I think LC nailed a few things, but also grew very fast and threw in a bunch of stuff that overlapped or got confusing. In my mind the main abstractions should be:

For indexing I'm more drawn to Llama's approach:

Re: Chains - I don't really find it that helpful, since I think of a Chain as just a subclass of an Agent (an agent that runs its tools in a predefined order as opposed to using the LLM to decide which to use next)

LC also has ToolKits, which are like preset Agents designed for a specific thing. I don't like the naming. They're just Agents that are prebuilt for you.

andreibondarev commented 1 year ago

@bborn Thank you for your detailed insights here!

So I think we ought to look at Langchain, LlamaHub, Guidance, and whatever other libraries + latest research and build the Ruby-flavored library (or "framework" if it grows into it) for building LLM-powered applications. It will most likely end up being a different (from the original Langchain) library because the language, the community, the conventions, the patterns, the MINASWAN 😊, and the needs are going to be different.

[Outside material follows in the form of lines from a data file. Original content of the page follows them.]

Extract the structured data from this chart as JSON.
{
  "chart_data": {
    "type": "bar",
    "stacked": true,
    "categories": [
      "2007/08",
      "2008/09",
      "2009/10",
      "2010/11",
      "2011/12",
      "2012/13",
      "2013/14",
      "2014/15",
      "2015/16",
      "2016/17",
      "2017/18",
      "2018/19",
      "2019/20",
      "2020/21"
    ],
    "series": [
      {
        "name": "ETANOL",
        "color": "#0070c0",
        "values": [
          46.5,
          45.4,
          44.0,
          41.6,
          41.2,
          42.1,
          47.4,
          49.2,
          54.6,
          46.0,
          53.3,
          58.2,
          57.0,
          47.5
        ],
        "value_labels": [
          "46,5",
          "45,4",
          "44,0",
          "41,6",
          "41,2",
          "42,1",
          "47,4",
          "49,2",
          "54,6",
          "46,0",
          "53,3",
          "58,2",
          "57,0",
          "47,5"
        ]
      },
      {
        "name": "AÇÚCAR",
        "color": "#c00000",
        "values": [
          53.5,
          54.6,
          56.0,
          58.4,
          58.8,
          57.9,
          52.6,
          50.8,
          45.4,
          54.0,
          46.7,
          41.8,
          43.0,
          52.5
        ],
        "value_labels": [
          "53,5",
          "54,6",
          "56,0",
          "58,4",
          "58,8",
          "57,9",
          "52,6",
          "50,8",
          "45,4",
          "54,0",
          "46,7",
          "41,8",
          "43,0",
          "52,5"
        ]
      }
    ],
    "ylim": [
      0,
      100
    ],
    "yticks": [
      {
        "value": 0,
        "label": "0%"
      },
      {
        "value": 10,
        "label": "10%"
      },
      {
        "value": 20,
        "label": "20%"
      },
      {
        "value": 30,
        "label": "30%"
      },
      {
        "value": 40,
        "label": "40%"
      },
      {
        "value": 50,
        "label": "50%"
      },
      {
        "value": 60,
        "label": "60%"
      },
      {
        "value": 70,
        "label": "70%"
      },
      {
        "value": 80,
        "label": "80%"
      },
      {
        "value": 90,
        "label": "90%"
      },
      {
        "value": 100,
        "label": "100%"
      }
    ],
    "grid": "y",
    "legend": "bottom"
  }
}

I think we've all read or heard anecdotal feedback from Langchain users claiming that it's clunky or an overkill, etc. I think it's a worthy pursuit to try and improve upon the original Langchain. We don't have all of the patterns figured out yet but I'm hoping that, rooted in real use-cases and continuous feedback and collaboration, the patterns will eventually yield themselves and become much more apparent.

@bborn I really like your Models, Tools, Memory and Agents breakdown, and I agree, I'm not too big of a fan of the concept of Chains. We already have Loaders (Processors) and Chunkers (WIP) and indexing & querying functionality. However -- we can still slice and dice (vertically or horizontally) existing classes into additional ones as the code base grows.

But yes, we may also need to eventually rebrand away from "langchain". (Having to have said this I think Langchain is an incredible product and they've done an amazing job with it).

bborn commented 1 year ago

@andreibondarev have you looked at https://github.com/PrefectHQ/marvin?

Some very cool ideas there too.

rthbound commented 1 year ago
  1. Is it clear what this library is meant to be used for?
    • Having heard of Langchain.ai I assume it is meant to be used for the same things.
  2. Did you have any problems installing and integrating this library into your project?
    • I don't always work with the latest versions of things, so I can't use this directly on every project I'd like to use it on. That's not on this library though.
  3. Did you run into any errors while using this library?
    • Maybe a few errors or warnings over dependency mismatches between some dependencies (ruby-openai, qdrant-ruby, and this project), but nothing that prevented using the library.
  4. Are you currently using this library in a project/prototype? Unless "in stealth mode" -- please share more info about your project.
    • Having fun with it. Have played with some agents, tools, and vectorsearch features and am finding it pretty useful.
    • Whether the features we release use this or something else (in python community probably), I still want to use this as a playground for our ruby developers to play around with building LLM powered features
  5. How well is this library documented?
    • I've just used the README so far and have had an okay time.
    • I looked there for documentation or examples on splitting documents as they are loaded into qdrant, but I did not find anything.
  6. What kind of features do you think this project is missing?